Bionic eye that sees better than we do

Making the blind see has always been seen as some sort of miracle— some sort of thing that may be seen as beyond reality. It is one of the most difficult things for modern medicine to achieve— or maybe I should say was one of the most difficult things. In this day and age, we are able to restore vision— though only in certain situations. A bionic eye is on the market that can restore limited vision in certain situations.

First off: How does vision work? Why was it so difficult to figure out vision when we had things like cameras and such? Light comes into the eye through a curved lens and the light hits the retina. This is what people had difficulty replicating, curved light before it hits the retina. That was the difficulty people had difficulty replicating. However, the eye is becoming possible to recreate. With cutting-edge AI, a curved lens is no longer needed, a flat lens is able to provide vision at just the same quality as our very own eyes.

Another path that could be taken is the hemisphere route. Zhiyong Fan, an electronic and computer engineer at Hong Kong’s University of Science and Technology and the rest of their research team did. They made a hemisphere of foil, and with electrochemical treatment were able to transform the foil into aluminum oxide. Aluminum oxide was an insulator that left it studded with nanoscale pores across it. These holes became channels for perovskite nanowires, which are there acting as the retina of the robotic eye. Perovskite is used in manufacturing solar cells. Once these nanowires grew, the researchers capped the eye with an artificial lens. After putting together the lens, hemisphere, and retina, they filled it with their faux vitreous humor— an ionic liquid. This liquid was vital, because it allowed the nanowires to detect light and transmit its signals to external, image-processing electronics.
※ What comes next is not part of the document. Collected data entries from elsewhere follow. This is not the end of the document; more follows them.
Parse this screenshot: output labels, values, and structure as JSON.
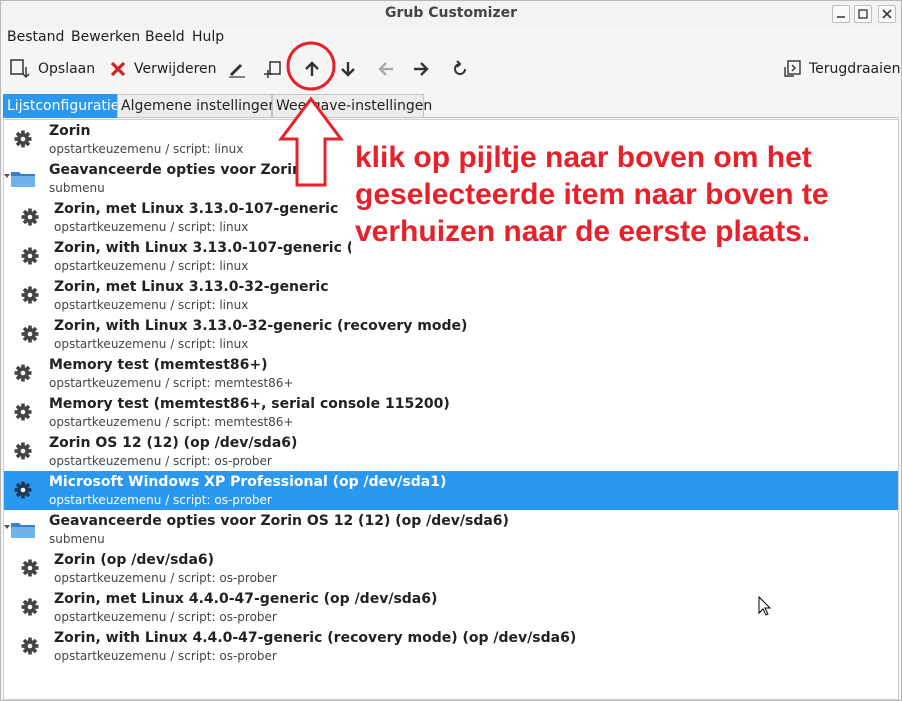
{
  "window": {
    "title": "Grub Customizer"
  },
  "menu": [
    "Bestand",
    "Bewerken",
    "Beeld",
    "Hulp"
  ],
  "toolbar": {
    "save_label": "Opslaan",
    "delete_label": "Verwijderen",
    "revert_label": "Terugdraaien"
  },
  "tabs": [
    "Lijstconfiguratie",
    "Algemene instellingen",
    "Weergave-instellingen"
  ],
  "entries": [
    {
      "title": "Zorin",
      "subtitle": "opstartkeuzemenu / script: linux"
    },
    {
      "title": "Geavanceerde opties voor Zorin",
      "subtitle": "submenu"
    },
    {
      "title": "Zorin, met Linux 3.13.0-107-generic",
      "subtitle": "opstartkeuzemenu / script: linux"
    },
    {
      "title": "Zorin, with Linux 3.13.0-107-generic (recovery mode)",
      "subtitle": "opstartkeuzemenu / script: linux"
    },
    {
      "title": "Zorin, met Linux 3.13.0-32-generic",
      "subtitle": "opstartkeuzemenu / script: linux"
    },
    {
      "title": "Zorin, with Linux 3.13.0-32-generic (recovery mode)",
      "subtitle": "opstartkeuzemenu / script: linux"
    },
    {
      "title": "Memory test (memtest86+)",
      "subtitle": "opstartkeuzemenu / script: memtest86+"
    },
    {
      "title": "Memory test (memtest86+, serial console 115200)",
      "subtitle": "opstartkeuzemenu / script: memtest86+"
    },
    {
      "title": "Zorin OS 12 (12) (op /dev/sda6)",
      "subtitle": "opstartkeuzemenu / script: os-prober"
    },
    {
      "title": "Microsoft Windows XP Professional (op /dev/sda1)",
      "subtitle": "opstartkeuzemenu / script: os-prober"
    },
    {
      "title": "Geavanceerde opties voor Zorin OS 12 (12) (op /dev/sda6)",
      "subtitle": "submenu"
    },
    {
      "title": "Zorin (op /dev/sda6)",
      "subtitle": "opstartkeuzemenu / script: os-prober"
    },
    {
      "title": "Zorin, met Linux 4.4.0-47-generic (op /dev/sda6)",
      "subtitle": "opstartkeuzemenu / script: os-prober"
    },
    {
      "title": "Zorin, with Linux 4.4.0-47-generic (recovery mode) (op /dev/sda6)",
      "subtitle": "opstartkeuzemenu / script: os-prober"
    }
  ],
  "annotation": {
    "text": "klik op pijltje naar boven om het geselecteerde item naar boven te verhuizen naar de eerste plaats."
  },
  "colors": {
    "selection": "#2b98f0",
    "annotation": "#e8202a"
  }
}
The eye is not limited by biological parameters of the human lens. It is able to respond to wavelengths up to 800 nm, which is a whole 60 nm above natural response to light. Any color that has any sort of wavelength above this, we see as black. If we were able to see at 800 nm, we would practically be seeing in a near-infrared band. We would process time for light patterns in 19 ms, which is half of the time that the human eye is able to. The artificial eye is able to see much better than we can in many different areas of vision. It even is completely free of a blind spot.

It is nowhere near functional yet. To integrate a bionic eye directly into the brain is difficult. A camera that mimics the human eye has been created, however, connecting it to the brain is a whole different issue. For these benefits to manifest, different situations need to be considered. Some people who are blind for one reason may require a different sort of attachment than others. This shows that even a perfect artificial eye could not cure all blindness. Still, this is a miracle achieved by science and engineering. Keep an eye on how this new advancement enters into society.